Palekar has seen the birth of transformative technologies, the replacement of the heavy Mitchell with the Arriflex camera which got filmmakers to shoot outdoors but also got them to dub the dialogues because of the sound. Palekar was a different kind of actor from those today—he had no manager, no hangers on, no publicist to counter film magazine gossip. He was a different kind of director as well—investing his own money to make the film he wanted to.

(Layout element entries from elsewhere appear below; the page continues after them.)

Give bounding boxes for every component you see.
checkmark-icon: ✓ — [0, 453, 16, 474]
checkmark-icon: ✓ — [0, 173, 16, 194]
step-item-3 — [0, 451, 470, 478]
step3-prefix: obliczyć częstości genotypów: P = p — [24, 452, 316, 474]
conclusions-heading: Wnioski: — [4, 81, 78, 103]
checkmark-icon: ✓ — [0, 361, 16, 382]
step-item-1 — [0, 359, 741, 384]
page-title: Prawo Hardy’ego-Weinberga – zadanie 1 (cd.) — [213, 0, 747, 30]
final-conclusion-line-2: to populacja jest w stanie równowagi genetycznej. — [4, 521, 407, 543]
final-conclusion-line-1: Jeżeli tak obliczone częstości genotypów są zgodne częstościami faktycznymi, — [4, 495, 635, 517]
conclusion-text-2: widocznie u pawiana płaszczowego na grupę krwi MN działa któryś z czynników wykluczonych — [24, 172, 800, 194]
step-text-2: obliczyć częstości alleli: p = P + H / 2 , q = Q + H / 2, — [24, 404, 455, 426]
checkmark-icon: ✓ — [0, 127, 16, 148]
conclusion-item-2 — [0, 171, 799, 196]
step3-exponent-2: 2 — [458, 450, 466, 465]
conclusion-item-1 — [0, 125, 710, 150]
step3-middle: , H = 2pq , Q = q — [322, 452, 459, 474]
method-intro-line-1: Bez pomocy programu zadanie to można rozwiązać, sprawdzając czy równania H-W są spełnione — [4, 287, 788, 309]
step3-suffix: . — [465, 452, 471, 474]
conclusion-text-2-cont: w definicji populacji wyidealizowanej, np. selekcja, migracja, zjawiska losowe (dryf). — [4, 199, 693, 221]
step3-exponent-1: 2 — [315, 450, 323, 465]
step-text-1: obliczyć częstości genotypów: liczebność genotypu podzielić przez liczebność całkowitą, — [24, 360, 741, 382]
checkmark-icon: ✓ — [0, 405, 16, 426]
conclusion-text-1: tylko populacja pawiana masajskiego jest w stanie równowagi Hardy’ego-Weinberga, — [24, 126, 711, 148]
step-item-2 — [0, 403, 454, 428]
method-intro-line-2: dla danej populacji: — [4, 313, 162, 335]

He calls himself a limbu-timbu (Marathi slang for a small lemon shrub) compared to the greats whose conversations he has witnessed and whose lives he has been part of, from Mohan Rakesh to Dubey. But that limbu-timbu has become a sheltering tree, giving succour and shade to many in search of inspiration in these challenging times. He is ready for death now, he says. “Every film has to have an end. It’s a simple fact of life. It is not depressing, the whole journey has been so beautiful, enriching and joyous. I went on growing up and the people whom I met gave me in abundance and made me who I am. Most of them are not there anymore. I am thinking of the party we will have up there. I am looking forward to it.”